Plusieurs épisodes insolites de 36 reposent sur des faits authentiques, notamment la scène au cours de laquelle le jeune flic Titi Brasseur, mécontent, urine sur son patron. L'anecdote concerne "un autre flic, complètement bourré, qui l'a fait au cours d'un pot. Bien sûr, le type s'est fait virer", révèle Olivier Marchal qui poursuit : "Autre anecdote vraie : la plaque "Quai des Orfèvres" dévissée du mur et offerte à l'occasion d'un pot de départ à la retraite. Et aussi, le concours de tir sur la souris, dans le bar."

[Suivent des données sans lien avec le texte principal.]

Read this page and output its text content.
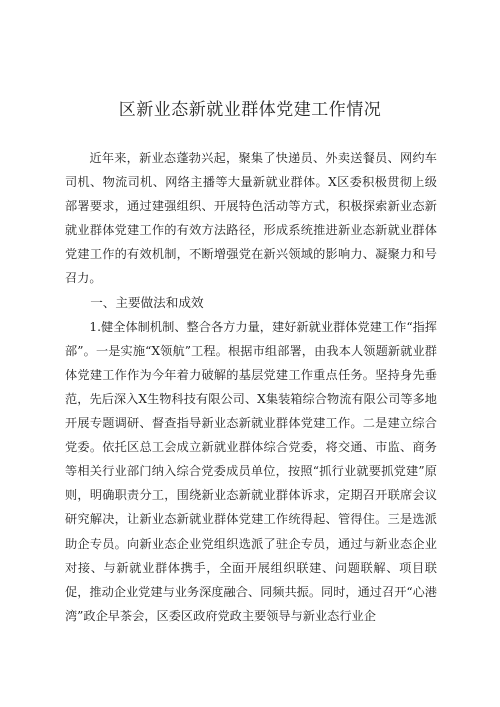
区新业态新就业群体党建工作情况

近年来，新业态蓬勃兴起，聚集了快递员、外卖送餐员、网约车司机、物流司机、网络主播等大量新就业群体。X区委积极贯彻上级部署要求，通过建强组织、开展特色活动等方式，积极探索新业态新就业群体党建工作的有效方法路径，形成系统推进新业态新就业群体党建工作的有效机制，不断增强党在新兴领域的影响力、凝聚力和号召力。

一、主要做法和成效

1.健全体制机制、整合各方力量，建好新就业群体党建工作“指挥部”。一是实施“X领航”工程。根据市组部署，由我本人领题新就业群体党建工作作为今年着力破解的基层党建工作重点任务。坚持身先垂范，先后深入X生物科技有限公司、X集装箱综合物流有限公司等多地开展专题调研、督查指导新业态新就业群体党建工作。二是建立综合党委。依托区总工会成立新就业群体综合党委，将交通、市监、商务等相关行业部门纳入综合党委成员单位，按照“抓行业就要抓党建”原则，明确职责分工，围绕新业态新就业群体诉求，定期召开联席会议研究解决，让新业态新就业群体党建工作统得起、管得住。三是选派助企专员。向新业态企业党组织选派了驻企专员，通过与新业态企业对接、与新就业群体携手，全面开展组织联建、问题联解、项目联促，推动企业党建与业务深度融合、同频共振。同时，通过召开“心港湾”政企早茶会，区委区政府党政主要领导与新业态行业企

En 2003 - 2004, en l'espace de quelques mois, Valeria Golino, actrice italienne à la carrière internationale, a tourné trois films en France : Alive, San Antonio et 36 quai des orfèvres. Celle-ci confie : "J'aime travailler dans ce pays. Je trouve que la France traite le cinéma et la culture en général comme aucun autre pays en Europe. Ici, les artistes et leurs oeuvres sont vraiment défendus, placés au centre de la vie. Toutes ces expériences m'ont donné envie de venir m'installer quelque temps ici et d'y faire le plus de choses possibles."
C'est en voyant Mélodie pour un meurtre avec Al Pacino et Ellen Barkin qu'Olivier Marchal a eu l'idée d'écrire le personnage que joue dans 36 Valeria Golino, celui d'une femme qui a partagé la vie d'un flic puis est tombée amoureuse d'un de ses coéquipiers.
La fille de Leo Vrinks adolescente est interprétée par Aurore Auteuil qui est dans la vie la fille de Daniel Auteuil. On l'avait déjà aperçue dans quelques séries télévisées (notamment... PJ) ainsi que dans Nathalie... d'Anne Fontaine.
La musique de 36 a été composée par Erwann Kermorvant et Axelle Renoir. Espoir de la chanson française apparue au milieu des années 90 (avec notamment le titre La Cour des grandes), elle avait signé la bande originale des Jolies Choses de Gilles Paquet-Brenner.